1. This information is misleading, given that the comparisons don’t account for differences in average age, income, education, racial composition, nor health status. Merely comparing average disbursement between Medicare enrollees in non-CON states and CON states is misleading information.

2. Those aforementioned factors are likely important, because allowable charges by Medicare are the same across states. So if the income, age, education, etc. of seniors in CON and Non-CON states would be the same, one would observe the same disbursement rates across these two types of states. This is why point 1 (above) is important.

3. Moreover, the socioeconomic difference among states matter in this analysis. The percent of non-Hispanic white population is much higher in non-CON states. CON states tended to have more minorities, esp. blacks. Also higher unemployment in CON states, which may result in higher demand for care, because lower socioeconomic status patients tend to be sicker. Also, Medicare specifically pays higher rates to Disproportionate Share Hospitals – facilities that serve an overwhelming majority of uninsured and Medicaid patients. This factor could also explain difference disbursement averages across states.

4. The study is cherry picking, by selecting only a handful of CON vs. Non-CON states.
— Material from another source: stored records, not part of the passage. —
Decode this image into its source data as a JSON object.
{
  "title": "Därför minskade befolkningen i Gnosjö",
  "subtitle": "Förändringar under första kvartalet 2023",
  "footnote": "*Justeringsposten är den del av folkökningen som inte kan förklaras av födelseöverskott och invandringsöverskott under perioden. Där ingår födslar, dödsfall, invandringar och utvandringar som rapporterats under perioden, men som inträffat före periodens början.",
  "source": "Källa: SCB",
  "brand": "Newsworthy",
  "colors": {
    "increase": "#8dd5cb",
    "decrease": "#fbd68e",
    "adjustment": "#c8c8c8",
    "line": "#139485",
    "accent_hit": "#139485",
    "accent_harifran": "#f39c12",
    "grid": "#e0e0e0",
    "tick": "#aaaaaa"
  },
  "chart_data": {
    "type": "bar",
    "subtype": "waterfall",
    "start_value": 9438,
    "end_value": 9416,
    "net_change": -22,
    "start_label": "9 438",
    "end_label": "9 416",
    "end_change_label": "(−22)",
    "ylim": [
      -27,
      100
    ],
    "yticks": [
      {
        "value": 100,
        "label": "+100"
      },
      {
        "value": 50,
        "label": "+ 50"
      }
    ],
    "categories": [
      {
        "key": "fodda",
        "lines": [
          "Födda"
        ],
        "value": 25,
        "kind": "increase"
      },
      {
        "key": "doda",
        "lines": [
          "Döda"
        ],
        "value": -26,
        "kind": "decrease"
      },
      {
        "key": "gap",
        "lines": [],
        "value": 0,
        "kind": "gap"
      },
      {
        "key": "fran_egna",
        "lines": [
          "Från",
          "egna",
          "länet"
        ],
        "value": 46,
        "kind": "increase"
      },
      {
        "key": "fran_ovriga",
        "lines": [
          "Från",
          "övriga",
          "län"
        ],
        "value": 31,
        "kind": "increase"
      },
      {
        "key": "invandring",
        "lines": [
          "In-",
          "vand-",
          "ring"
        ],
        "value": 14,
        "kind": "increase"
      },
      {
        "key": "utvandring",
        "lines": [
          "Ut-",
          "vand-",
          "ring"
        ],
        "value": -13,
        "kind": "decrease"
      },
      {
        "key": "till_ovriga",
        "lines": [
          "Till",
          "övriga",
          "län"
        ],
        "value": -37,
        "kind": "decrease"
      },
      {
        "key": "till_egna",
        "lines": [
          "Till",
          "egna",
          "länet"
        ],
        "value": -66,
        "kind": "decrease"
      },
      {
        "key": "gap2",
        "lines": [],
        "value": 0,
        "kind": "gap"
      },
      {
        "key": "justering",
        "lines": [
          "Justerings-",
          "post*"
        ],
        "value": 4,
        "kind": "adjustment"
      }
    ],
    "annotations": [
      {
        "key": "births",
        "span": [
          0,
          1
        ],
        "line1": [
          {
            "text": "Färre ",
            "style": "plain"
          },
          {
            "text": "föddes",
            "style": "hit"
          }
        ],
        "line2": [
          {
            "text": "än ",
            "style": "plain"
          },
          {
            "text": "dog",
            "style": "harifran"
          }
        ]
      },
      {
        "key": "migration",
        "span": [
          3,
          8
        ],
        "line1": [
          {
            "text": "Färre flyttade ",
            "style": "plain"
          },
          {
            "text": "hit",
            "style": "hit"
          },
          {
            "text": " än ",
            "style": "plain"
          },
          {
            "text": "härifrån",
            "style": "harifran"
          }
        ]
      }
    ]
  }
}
While it might be OK to compare only states in the South, it is not clear why this study includes IL, OH, NM, and IN, which are clearly not in the South and differ from NC.

5. The states listed are very heterogeneous with respect to the number of CON regulations. Within CON states included NC has 25 different CON regulations while OK has only four.

6. Importantly, this chart does not correctly classify CON vs Non-CON states. Five of the seven listed non-CON states are in fact CON states with varying regulations. For example, IL is listed as being a non-CON states but IL has 14 CON regulations. FL is listed as being a non-CON state, but has 11 CON regulations.